Willow Creek Foundation board members knew they were going to get some money to upgrade Macleod Pioneer Lodge.
But the $7.25-million awarded Friday by the federal and provincial governments was beyond the board’s expectations.
“It’s quite a surprise,” board chair Maryanne Sandberg said. “A welcome surprise.”
The foundation had submitted a three-year capital plan to install a sprinkler system and renovations to the 35-unit seniors’ residence.
Macleod MP John Barlow and Alberta Seniors Minister Jeff Johnson instead delivered $7.25-million under the Investments in Affordable Housing Agreement.
The money can be used to build a new 37-unit lodge, although the foundation has no plans in place for such a development.
“This was on our radar perhaps five or 10 years down the road,” Sandberg said, explaining the foundation planned to survey residents at the trade fair in April on seniors’ housing needs.
“It’s excellent news,” Sandberg said. “We’ll take the money any day to make things better for our seniors.”
The foundation must raise $1.8-million as its contribution to the project.
Earlier that morning Barlow and Johnson announced $9.8-million to build a new, 50-unit lodge to replace the 47-unit Crest View Lodge in Pincher Creek, which was built in 1965.
Crest View Lodge will be demolished once the new facility is completed in late 2017.
Johnson said through the provincial-federal partnership there is $160-million to modernize, renovate or renew rural lodges across Alberta.
“Both Pincher Creek and Fort Macleod were selected because these were lodges that were built in the ’60s,” Johnson said. “They’re some of the oldest in the province.”
“We could look at renovating, we could look at seeing what we could do to upgrade them to current standards but really it’s far more prudent just to replace them.”
Macleod Pioneer Lodge was built in 1960 and is owned by the Willow Creek Foundation, which is also responsible for Chinook Arch Manor in Granum and the Colonel Macleod Manors 1 and 2 in Fort Macleod.
“If at the end of the day they decide they would much rather renovate or modernize this building that’s an option for them,” Johnson said. “But we believe we have enough money in the budget to replace it.”
Johnson said one of Jim Prentice’s first moves after being elected premier was to establish the ministry of senior with three priorities: upgrading all seniors’ housing to current safety standards, renewing old lodges and adding supportive living in rural area.
A call for proposals and business plans was made in December and the ministry spent January assessing the submissions.
Johnson stressed seniors remain a priority for the government in the budget announced last week.
“Once thing that I can assure people is that low income, the vulnerable and seniors are completely protected in this budget,” Johnson said. “They will be better off tomorrow than they are today.”
Barlow said the funding announcement reflects the priority the federal government has placed on seniors and rural communities.

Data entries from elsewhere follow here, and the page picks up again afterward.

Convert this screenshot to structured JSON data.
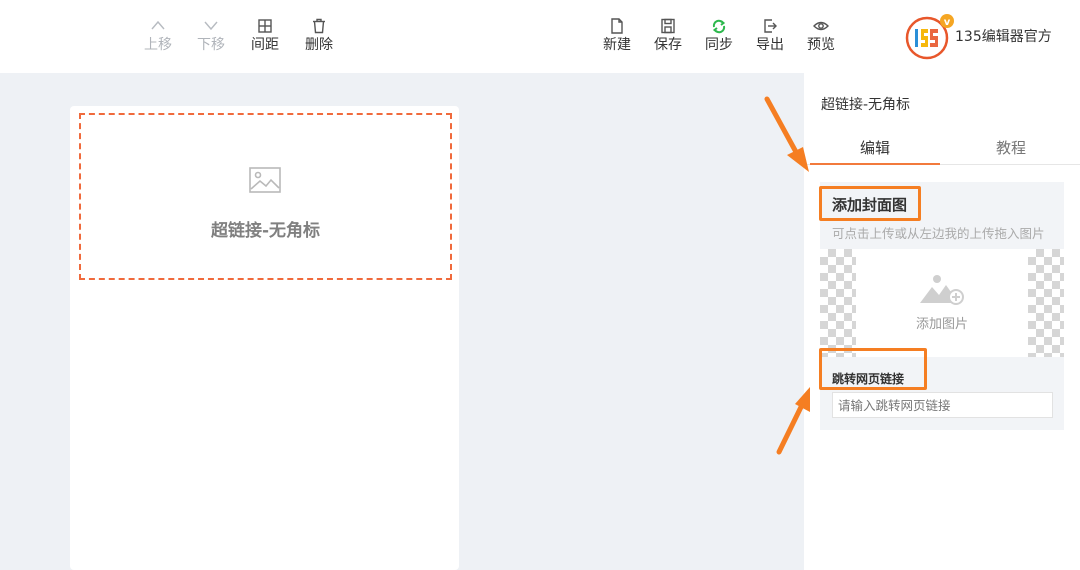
{
  "toolbar": {
    "left_buttons": [
      {
        "label": "上移",
        "icon": "chevron-up-icon",
        "disabled": true
      },
      {
        "label": "下移",
        "icon": "chevron-down-icon",
        "disabled": true
      },
      {
        "label": "间距",
        "icon": "spacing-icon",
        "disabled": false
      },
      {
        "label": "删除",
        "icon": "trash-icon",
        "disabled": false
      }
    ],
    "right_buttons": [
      {
        "label": "新建",
        "icon": "new-file-icon"
      },
      {
        "label": "保存",
        "icon": "save-icon"
      },
      {
        "label": "同步",
        "icon": "sync-icon"
      },
      {
        "label": "导出",
        "icon": "export-icon"
      },
      {
        "label": "预览",
        "icon": "eye-icon"
      }
    ],
    "brand_logo_text": "135",
    "brand_name": "135编辑器官方"
  },
  "canvas": {
    "block_title": "超链接-无角标",
    "placeholder_icon": "image-icon"
  },
  "panel": {
    "title": "超链接-无角标",
    "tabs": [
      {
        "label": "编辑",
        "active": true
      },
      {
        "label": "教程",
        "active": false
      }
    ],
    "cover": {
      "heading": "添加封面图",
      "hint": "可点击上传或从左边我的上传拖入图片",
      "upload_label": "添加图片",
      "upload_icon": "add-image-icon"
    },
    "link": {
      "label": "跳转网页链接",
      "placeholder": "请输入跳转网页链接",
      "value": ""
    }
  },
  "colors": {
    "accent": "#f27a3c",
    "annotation": "#f57e22",
    "dashed_border": "#f06a3c",
    "sync_icon": "#2db84d",
    "background": "#eef1f5"
  }
}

“These facilities are such an integral part of these communities,” Barlow said. “It’s important for us as a federal government to make sure seniors can stay in the communities they call home. They built these communities and it’s important they have the opportunity to stay.”
Barlow and Johnson met over a period of months to establish priorities for the riding.
“I was very pleased to see that Pincher Creek and Fort Macleod were two projects chosen under this program,” Barlow said. “The age of the buildings was one of the deciding factors. They’re more than 50 years old. There are other facilties in the riding but these were two that were among the oldest and higher priorities to have the work done.”
Barlow said it is up to the foundation to determine what is needed for Macleod Pioneer Lodge.
Deputy Mayor Brent Feyter welcomed the news.
“I think it will definitely help families see that they can keep their seniors in the community, rather than looking outside for options,” Feyter said.
Feyter said the infusion of $7.25-million in Fort Macleod will be good for the community.
“It’s huge,” Feyter said of the investment of $7.25-million in Fort Macleod. “That will do a lot. Short of that (investment) I don’t think something like this would ever have been possible.”
In the last four years, the Alberta government has allocated more than $220-million towards seniors’ housing, including $144.5-million in federal-provincial funding to renew and expand 14 lodges.
The government of Canada, through Canada Mortgage and Housing Corporation, each year invests about $2-billion in housing.
The announcement was made in the Willow Room at Macleod Pioneer Lodge with residents in attendance.
“You folks built this province and it’s time we built something for you,” Johnson told the seniors.